The guilt twists in my stomach, wringing it like a towel. Their diseases robbed them of so many moments, and I robbed them of their greatest one. I scrunch my face and try to hide again.

“Sam,” C says. “You got cold feet today. Everybody gets cold feet. Who cares? We can sneak out every day of the week, and if you get scared again, then we’ll try tomorrow. It doesn’t matter. We don’t steal and escape as some big statement to how society perceives sick people.” He presses his palm flat against his heart and shrugs. “We’re just living.”

If we were just living, we would have never met here. In C’s dreams, I see us all sitting in the back row of that English classroom. We would get detention for stealing from teachers and pulling pranks. Sony would be the cool older girl who taught us how to not smoke and not drink in the most fashionable sense. She’d crane kick Neo’s bullies senseless and pester me about my crush on Hikari. C and I would be quiet, onlooking, spacing out, and getting in trouble for it. After school, we’d escape just the five of us every day. We’d have bikes to ride along roads and the hearts, lungs, and legs to ride them across the world.

“What about your Heaven?” I ask.

C smiles. His eyes meet mine, a warm, dark color you can sink in. I see that dream there, nestled beside the flickers. They’re tired, but their essence is untouched. His eyes are as kind as they’ve always been.

“I don’t need to go looking for something I already have,” he whispers.

The rain starts to slow.

“I don’t understand,” I say.

C shakes his head. “You always overthink things.” He taps my nose and catches a raindrop. “What do you need, Sam? Whatever it is, we’ll help you get it.”

“I–I don’t understand.”

“Oh, Sammy.” Sony wraps herself around me as if she can feel me come undone and wants to keep me whole. “Why are you so afraid?”

“Because you lost someone.”

I look up.

Neo is the only one left standing. He’s soaked to the bone, but not a single shiver wracks through him.

He glares at me. “I’m right, aren’t I? You lost someone and it hurt and you can’t get over it so you’re scared you’re gonna lose us too?”

“Neo, don’t,” C warns over his shoulder.

“Who was it?” Neo’s question is like a pinprick making me flinch. “No, don’t look away from me. Tell me who it was.”

“I don’t remember,” I say, covering my ears.

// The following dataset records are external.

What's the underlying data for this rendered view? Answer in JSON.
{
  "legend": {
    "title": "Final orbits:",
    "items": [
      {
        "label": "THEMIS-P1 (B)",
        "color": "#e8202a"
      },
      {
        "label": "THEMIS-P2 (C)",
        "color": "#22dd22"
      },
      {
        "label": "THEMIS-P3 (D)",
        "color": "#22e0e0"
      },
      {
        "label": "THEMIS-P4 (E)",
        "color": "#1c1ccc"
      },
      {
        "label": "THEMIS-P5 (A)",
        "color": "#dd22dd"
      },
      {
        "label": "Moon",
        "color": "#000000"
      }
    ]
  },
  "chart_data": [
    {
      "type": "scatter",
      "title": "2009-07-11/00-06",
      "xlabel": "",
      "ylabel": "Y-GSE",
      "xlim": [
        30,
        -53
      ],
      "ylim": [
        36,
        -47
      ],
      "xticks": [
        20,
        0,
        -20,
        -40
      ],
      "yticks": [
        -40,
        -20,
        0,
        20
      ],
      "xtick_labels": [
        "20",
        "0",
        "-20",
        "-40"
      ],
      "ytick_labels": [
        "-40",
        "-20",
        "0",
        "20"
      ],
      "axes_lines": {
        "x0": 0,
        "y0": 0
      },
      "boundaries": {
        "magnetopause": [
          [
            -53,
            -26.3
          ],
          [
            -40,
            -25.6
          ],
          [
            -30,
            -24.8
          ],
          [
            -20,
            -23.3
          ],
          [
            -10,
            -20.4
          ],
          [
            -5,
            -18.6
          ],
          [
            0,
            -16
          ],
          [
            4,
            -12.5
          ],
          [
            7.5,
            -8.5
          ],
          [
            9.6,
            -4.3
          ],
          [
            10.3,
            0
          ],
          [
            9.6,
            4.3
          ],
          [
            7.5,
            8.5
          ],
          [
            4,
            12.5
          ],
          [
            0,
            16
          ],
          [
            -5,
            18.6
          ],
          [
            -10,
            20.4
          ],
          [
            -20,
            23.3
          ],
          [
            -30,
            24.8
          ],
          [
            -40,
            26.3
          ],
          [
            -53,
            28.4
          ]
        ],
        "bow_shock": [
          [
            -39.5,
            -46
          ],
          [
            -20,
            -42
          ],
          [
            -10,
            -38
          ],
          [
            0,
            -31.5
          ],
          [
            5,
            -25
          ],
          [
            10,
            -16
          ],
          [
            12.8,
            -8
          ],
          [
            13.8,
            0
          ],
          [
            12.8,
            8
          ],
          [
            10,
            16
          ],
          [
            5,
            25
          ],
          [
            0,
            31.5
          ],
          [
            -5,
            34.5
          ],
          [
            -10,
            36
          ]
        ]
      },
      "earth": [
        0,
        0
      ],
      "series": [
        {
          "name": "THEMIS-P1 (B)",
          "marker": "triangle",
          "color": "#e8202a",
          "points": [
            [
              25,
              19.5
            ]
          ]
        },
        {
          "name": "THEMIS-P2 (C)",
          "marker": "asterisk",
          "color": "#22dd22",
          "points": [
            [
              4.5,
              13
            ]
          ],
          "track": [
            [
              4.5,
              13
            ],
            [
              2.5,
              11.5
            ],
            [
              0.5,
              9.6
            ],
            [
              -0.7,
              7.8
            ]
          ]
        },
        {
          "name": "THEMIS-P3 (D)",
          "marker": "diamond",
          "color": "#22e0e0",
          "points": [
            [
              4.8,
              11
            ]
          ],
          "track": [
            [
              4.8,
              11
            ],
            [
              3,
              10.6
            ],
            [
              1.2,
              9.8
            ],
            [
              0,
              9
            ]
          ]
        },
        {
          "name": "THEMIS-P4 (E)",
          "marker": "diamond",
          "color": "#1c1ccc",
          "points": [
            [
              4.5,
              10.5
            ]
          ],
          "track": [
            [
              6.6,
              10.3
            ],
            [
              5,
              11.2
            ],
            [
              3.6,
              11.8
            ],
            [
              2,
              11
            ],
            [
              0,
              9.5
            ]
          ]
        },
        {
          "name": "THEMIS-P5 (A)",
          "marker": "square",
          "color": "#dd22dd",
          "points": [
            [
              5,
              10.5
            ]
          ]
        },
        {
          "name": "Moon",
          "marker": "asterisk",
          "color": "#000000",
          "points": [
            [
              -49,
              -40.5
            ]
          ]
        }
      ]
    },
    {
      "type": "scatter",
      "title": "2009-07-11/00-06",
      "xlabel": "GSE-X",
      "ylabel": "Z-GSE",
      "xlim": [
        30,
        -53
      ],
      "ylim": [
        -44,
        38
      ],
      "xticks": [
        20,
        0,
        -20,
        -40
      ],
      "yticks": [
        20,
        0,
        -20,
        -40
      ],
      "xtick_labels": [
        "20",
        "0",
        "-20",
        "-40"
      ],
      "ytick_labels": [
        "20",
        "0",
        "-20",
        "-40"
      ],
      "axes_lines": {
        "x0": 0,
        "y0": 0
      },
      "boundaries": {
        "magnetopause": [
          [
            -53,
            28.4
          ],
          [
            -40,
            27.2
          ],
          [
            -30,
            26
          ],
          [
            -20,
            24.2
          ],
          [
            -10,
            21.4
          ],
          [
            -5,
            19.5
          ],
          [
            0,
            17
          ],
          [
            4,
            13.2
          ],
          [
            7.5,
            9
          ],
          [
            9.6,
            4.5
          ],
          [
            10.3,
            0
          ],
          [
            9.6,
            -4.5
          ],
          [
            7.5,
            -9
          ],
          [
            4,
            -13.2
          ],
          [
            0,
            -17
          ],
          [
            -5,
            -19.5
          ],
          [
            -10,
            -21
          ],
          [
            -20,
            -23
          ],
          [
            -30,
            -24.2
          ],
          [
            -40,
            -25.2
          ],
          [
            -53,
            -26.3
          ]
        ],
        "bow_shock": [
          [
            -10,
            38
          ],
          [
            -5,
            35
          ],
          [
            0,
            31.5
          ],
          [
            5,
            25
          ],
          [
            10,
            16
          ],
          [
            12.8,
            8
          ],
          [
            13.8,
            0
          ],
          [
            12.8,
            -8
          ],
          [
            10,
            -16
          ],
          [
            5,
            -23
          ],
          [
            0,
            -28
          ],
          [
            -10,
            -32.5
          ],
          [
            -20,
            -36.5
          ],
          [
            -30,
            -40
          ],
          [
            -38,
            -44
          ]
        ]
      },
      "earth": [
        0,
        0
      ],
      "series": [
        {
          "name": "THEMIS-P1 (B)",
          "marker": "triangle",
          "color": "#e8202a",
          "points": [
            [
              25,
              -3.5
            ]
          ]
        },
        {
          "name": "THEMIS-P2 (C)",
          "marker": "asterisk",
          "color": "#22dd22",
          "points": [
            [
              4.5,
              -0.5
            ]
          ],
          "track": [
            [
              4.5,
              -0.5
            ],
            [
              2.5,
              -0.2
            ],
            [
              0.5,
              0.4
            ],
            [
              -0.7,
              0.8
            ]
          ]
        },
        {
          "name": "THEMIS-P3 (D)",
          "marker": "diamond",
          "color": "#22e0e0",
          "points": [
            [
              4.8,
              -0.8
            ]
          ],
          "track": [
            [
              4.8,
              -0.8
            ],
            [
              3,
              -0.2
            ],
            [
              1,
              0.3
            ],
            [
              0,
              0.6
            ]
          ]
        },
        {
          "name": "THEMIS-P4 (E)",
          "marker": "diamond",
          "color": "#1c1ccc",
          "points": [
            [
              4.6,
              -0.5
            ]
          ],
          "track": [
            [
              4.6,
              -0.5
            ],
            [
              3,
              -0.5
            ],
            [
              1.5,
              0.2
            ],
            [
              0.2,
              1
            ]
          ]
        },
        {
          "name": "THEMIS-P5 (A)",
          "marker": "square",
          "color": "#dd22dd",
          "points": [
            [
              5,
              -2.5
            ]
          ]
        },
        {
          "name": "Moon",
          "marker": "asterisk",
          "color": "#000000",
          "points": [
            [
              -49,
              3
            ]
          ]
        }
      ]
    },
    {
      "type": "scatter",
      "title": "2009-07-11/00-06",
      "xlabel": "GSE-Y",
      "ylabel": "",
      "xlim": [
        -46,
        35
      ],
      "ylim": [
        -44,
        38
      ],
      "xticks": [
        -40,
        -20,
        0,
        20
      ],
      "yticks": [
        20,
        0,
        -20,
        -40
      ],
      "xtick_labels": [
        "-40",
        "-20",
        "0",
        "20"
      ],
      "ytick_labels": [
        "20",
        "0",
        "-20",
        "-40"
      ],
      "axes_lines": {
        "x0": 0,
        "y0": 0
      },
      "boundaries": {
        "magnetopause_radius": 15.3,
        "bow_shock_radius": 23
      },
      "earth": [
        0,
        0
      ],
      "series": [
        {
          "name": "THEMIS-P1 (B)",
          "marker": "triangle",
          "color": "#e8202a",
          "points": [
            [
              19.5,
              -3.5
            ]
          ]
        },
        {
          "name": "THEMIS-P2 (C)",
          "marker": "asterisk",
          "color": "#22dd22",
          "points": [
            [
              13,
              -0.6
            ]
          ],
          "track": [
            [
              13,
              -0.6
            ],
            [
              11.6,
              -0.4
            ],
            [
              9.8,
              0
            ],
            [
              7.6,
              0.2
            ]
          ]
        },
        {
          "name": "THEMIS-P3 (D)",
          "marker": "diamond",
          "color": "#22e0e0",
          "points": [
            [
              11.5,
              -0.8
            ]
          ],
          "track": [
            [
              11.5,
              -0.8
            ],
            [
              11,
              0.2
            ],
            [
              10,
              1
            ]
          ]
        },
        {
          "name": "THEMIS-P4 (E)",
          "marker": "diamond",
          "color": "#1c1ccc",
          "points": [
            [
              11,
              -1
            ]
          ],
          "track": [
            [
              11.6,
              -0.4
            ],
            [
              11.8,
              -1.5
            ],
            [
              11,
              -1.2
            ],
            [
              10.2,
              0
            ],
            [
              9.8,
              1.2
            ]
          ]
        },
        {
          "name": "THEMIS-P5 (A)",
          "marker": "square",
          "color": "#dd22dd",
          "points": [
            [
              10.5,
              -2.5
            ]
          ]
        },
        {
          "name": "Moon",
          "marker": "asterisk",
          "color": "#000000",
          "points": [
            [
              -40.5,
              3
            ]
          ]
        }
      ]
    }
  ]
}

“You told me when we first met that you couldn’t remember if you’d ever been in love. I knew you were lying then, and I know you’re lying now. Tell me.”

“I can’t–”

“I don’t care,” Neo bites. “Tell me.”

Behind him, I see the little boy again, sitting in the middle of the rain, little potted plants between his legs. He looks up, welcomes me into his room, yellow flares in his gaze.

“He’s not real anymore.” I shake my head till he disappears. “He’s dead.”

“I know he’s dead.” Neo steps toward me. He grabs my arms and tears them off my face so that I have nowhere left to hide. “Tell me who he was.”

“H-he was born without an immune system–”

“No, I don’t give a shit about his disease. You didn’t love his disease. You loved him. Tell me about him.”

Neo doesn’t relinquish his hold on me. He tightens it. His sleeves fall from his wrists to his elbows, old bruises rotting near the surface.